Many also are calling on states to eliminate their statutes of limitations on child sexual abuse crimes so priests involved in older cases can be criminally prosecuted. In the Pennsylvania investigation, the grand jury said it was only able to charge two priests with sex abuse crimes because the other cases were all too old.
“We are not satisfied by the few charges we can bring, which represent only a tiny percentage of all the child abusers we saw,” the Pennsylvania grand jury said in its report. “We are sick over all the crimes that will go unpunished and uncompensated…. And we are going to make our recommendations for how the laws should change so that maybe no one will have to conduct another inquiry like this one.”
Kansas Attorney General Derek Schmidt said on Tuesday that local authorities have primary responsibility for investigating and prosecuting child sex abuse crimes in the state.
“The Office of Attorney General by law houses the statewide Victims’ Rights Coordinator,” Schmidt said in a statement. “Any victim of child sexual abuse by a person in authority, including a member of the clergy, regardless of how long ago the abuse occurred, is encouraged to contact our statewide Victim Assistance Hotline at (800) 828-9745 Monday through Friday from 8 a.m. to 5 p.m. to discuss what help may be available.
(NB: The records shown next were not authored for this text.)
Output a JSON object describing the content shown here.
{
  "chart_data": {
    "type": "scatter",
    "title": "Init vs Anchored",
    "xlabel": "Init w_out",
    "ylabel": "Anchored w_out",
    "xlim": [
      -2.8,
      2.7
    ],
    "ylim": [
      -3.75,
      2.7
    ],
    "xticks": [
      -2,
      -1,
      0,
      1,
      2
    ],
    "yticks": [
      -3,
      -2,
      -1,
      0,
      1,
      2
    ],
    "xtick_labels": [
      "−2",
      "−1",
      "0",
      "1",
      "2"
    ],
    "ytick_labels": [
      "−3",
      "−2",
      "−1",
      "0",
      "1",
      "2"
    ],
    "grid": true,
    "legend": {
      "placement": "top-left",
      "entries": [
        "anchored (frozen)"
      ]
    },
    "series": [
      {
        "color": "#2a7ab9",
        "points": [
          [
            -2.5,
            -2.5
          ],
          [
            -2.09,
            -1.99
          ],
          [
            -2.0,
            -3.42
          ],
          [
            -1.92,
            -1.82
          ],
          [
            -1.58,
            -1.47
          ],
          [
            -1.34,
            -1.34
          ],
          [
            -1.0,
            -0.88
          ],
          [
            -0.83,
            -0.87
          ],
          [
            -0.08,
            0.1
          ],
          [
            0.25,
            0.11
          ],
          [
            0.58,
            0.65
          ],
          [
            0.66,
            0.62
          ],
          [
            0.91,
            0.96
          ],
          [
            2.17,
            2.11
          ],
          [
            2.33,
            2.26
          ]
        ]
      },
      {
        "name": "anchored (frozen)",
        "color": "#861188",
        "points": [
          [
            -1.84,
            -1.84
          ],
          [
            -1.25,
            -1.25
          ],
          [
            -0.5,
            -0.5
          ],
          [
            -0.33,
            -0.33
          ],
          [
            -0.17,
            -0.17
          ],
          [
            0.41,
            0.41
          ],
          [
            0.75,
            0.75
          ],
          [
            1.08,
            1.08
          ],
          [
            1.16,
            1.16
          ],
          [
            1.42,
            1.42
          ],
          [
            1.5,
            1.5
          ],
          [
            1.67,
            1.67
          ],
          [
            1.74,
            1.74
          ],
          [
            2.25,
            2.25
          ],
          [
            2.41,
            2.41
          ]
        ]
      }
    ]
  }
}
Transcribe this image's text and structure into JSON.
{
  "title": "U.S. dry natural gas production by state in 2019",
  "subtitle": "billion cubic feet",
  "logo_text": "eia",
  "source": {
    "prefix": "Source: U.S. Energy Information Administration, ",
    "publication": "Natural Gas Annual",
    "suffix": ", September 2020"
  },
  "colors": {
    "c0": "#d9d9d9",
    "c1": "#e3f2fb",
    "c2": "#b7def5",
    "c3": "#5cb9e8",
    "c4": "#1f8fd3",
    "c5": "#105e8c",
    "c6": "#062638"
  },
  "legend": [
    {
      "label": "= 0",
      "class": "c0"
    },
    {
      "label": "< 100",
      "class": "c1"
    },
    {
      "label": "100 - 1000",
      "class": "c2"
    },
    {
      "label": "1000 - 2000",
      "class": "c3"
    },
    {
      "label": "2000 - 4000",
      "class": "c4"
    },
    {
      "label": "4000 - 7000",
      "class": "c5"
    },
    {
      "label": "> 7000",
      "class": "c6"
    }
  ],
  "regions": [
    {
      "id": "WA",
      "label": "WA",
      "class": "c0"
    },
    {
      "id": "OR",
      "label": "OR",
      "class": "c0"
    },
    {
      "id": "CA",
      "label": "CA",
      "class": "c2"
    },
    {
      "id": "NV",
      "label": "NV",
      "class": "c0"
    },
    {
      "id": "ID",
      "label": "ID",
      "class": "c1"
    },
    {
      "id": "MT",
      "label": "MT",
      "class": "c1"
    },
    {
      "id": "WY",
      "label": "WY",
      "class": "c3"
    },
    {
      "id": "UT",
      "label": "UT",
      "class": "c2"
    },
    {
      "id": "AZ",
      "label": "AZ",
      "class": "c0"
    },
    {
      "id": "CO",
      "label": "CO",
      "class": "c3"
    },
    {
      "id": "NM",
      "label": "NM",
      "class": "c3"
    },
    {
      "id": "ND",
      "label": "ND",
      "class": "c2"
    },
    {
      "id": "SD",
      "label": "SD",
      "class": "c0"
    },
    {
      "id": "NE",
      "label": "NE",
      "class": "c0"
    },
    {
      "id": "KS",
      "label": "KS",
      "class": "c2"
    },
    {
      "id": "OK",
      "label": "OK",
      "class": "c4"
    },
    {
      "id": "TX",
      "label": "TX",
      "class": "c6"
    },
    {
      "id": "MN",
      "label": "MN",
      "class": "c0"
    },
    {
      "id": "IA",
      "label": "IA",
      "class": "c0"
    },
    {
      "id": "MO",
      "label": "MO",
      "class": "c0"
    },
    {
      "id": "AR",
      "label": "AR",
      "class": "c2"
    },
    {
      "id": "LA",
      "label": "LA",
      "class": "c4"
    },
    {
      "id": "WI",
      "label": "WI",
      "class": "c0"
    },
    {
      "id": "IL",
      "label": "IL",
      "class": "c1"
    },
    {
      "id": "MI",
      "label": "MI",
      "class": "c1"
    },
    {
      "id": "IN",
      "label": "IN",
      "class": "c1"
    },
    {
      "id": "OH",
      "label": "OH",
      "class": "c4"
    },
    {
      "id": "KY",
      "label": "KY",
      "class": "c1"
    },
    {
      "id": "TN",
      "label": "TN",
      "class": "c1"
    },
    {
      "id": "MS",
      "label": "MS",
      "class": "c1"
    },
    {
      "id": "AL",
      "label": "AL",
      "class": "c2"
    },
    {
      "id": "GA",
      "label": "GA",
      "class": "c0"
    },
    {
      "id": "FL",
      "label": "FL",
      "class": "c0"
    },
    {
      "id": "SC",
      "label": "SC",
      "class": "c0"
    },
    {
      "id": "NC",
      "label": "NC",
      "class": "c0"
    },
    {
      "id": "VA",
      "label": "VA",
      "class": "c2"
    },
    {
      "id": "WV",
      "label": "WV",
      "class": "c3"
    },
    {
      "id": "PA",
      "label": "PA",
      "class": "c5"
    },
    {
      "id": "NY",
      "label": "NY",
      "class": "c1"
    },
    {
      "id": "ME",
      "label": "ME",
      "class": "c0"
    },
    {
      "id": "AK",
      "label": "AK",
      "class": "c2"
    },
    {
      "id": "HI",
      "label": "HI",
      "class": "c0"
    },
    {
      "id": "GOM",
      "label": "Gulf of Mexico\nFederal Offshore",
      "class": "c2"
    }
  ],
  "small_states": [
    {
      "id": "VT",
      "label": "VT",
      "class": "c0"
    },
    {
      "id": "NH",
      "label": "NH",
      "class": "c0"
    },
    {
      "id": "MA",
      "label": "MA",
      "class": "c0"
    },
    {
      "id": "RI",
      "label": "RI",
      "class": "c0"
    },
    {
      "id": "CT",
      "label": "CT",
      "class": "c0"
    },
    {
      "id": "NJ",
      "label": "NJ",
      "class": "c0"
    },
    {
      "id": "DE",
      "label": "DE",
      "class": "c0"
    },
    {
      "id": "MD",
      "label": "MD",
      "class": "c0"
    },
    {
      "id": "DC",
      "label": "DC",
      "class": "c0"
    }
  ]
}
“Any victim also may report abuse to any local law enforcement agency,” Schmidt said. “Within the limits of the law, state and local law enforcement agencies in Kansas are committed to enforcing the criminal laws against physical and sexual abuse of children — and our office can assist local authorities upon their request and as resources allow — regardless of when a crime may have occurred or who may have committed it.”